Apart from this, AT&T is expected to benefit from its another growth initiatives such as U-Verse in the Wireline segment despite unfavorable climate and fewer migration from DSL, as the telecom giant has tremendously improvised its services on this ground. The giant now offers strategic solutions, where customers can prefer buying broadband and pay TV service together as it shares strong relationship with DIRECTV and the acquisition for the same is just around the corner.

U-Verse now represents nearly 60% of its consumer revenue with approximately 11 million subscribers are now on U-Verse broadband that offer highest speed and highest quality product.
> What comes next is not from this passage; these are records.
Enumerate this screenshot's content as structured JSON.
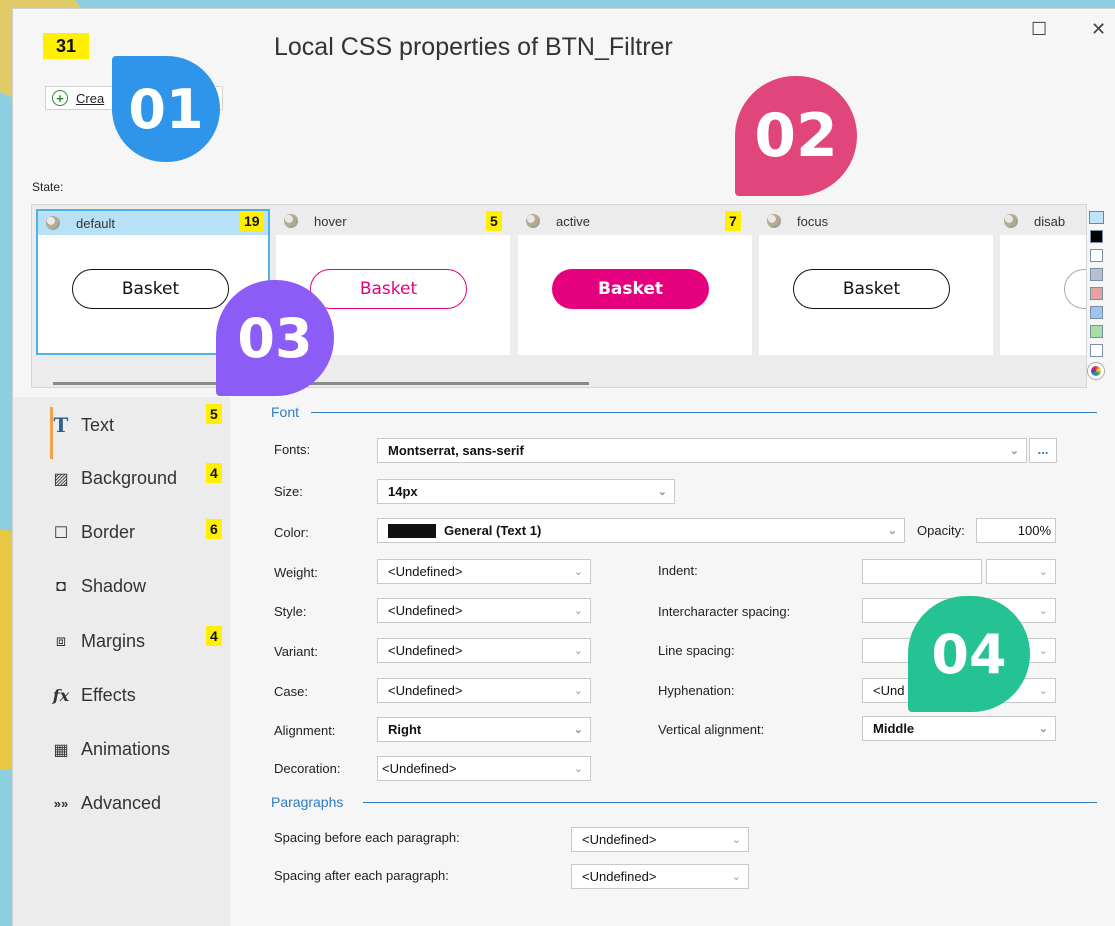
{
  "window": {
    "title": "Local CSS properties of BTN_Filtrer",
    "maximize_glyph": "☐",
    "close_glyph": "✕"
  },
  "badges": {
    "top_count": "31",
    "default": "19",
    "hover": "5",
    "active": "7",
    "text": "5",
    "background": "4",
    "border": "6",
    "margins": "4"
  },
  "callouts": {
    "c01": "01",
    "c02": "02",
    "c03": "03",
    "c04": "04"
  },
  "toolbar": {
    "create_label": "Crea"
  },
  "states": {
    "label": "State:",
    "items": [
      {
        "name": "default",
        "button": "Basket"
      },
      {
        "name": "hover",
        "button": "Basket"
      },
      {
        "name": "active",
        "button": "Basket"
      },
      {
        "name": "focus",
        "button": "Basket"
      },
      {
        "name": "disab"
      }
    ]
  },
  "sidebar": {
    "items": [
      {
        "label": "Text",
        "icon": "T"
      },
      {
        "label": "Background",
        "icon": "▨"
      },
      {
        "label": "Border",
        "icon": "☐"
      },
      {
        "label": "Shadow",
        "icon": "◘"
      },
      {
        "label": "Margins",
        "icon": "⧈"
      },
      {
        "label": "Effects",
        "icon": "fx"
      },
      {
        "label": "Animations",
        "icon": "▦"
      },
      {
        "label": "Advanced",
        "icon": "»»"
      }
    ]
  },
  "font": {
    "section": "Font",
    "fonts_label": "Fonts:",
    "fonts_value": "Montserrat, sans-serif",
    "dots": "...",
    "size_label": "Size:",
    "size_value": "14px",
    "color_label": "Color:",
    "color_value": "General (Text 1)",
    "opacity_label": "Opacity:",
    "opacity_value": "100%",
    "weight_label": "Weight:",
    "weight_value": "<Undefined>",
    "style_label": "Style:",
    "style_value": "<Undefined>",
    "variant_label": "Variant:",
    "variant_value": "<Undefined>",
    "case_label": "Case:",
    "case_value": "<Undefined>",
    "alignment_label": "Alignment:",
    "alignment_value": "Right",
    "decoration_label": "Decoration:",
    "decoration_value": "<Undefined>",
    "indent_label": "Indent:",
    "interchar_label": "Intercharacter spacing:",
    "linespacing_label": "Line spacing:",
    "hyphenation_label": "Hyphenation:",
    "hyphenation_value": "<Und",
    "valign_label": "Vertical alignment:",
    "valign_value": "Middle"
  },
  "paragraphs": {
    "section": "Paragraphs",
    "before_label": "Spacing before each paragraph:",
    "before_value": "<Undefined>",
    "after_label": "Spacing after each paragraph:",
    "after_value": "<Undefined>"
  },
  "colors": {
    "accent_pink": "#e5007e",
    "callout_blue": "#2f95ea",
    "callout_pink": "#e0457b",
    "callout_purple": "#8b5cf6",
    "callout_green": "#25c293",
    "section_blue": "#2f7bc2",
    "selected_state": "#b9e1f5"
  }
}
AT&T looks solid with these turnaround strategies that continue to drive its growth and are helping the company to remain on the top in the industry. AT&T also increased its revenue guidelines for the year. It now expects its revenue to be more than 5% as compared to last year, which is 1% higher than projected growth of 4% earlier. AT&T also expects its EPS to grow 8% for the year. Analysts are estimating a revenue growth of 3.6% for the year. Also, AT&T expects its capital expenditure for the year will grow approximately $21 billion, and free cash flow is estimated to be in around $11 billion for the year.

Conclusion

AT&T currently trades at forward P/E of 12.73 which is higher than its trailing P/E 10.21, indicating the company is a little expensive. But investors should look at the tremendous growth aspects that company has in the future with growing demand for smartphones and tablets, and an equipment revenue model that continue to supplement its growth. Also the company has solid operating margin of 20.61% and delivers profit margin of 14.92% which is quite impressive. The analysts have estimated CAGR of 5.6% for the next five years, which will rise as the company is executing various turnaround strategies to take its business to a next level.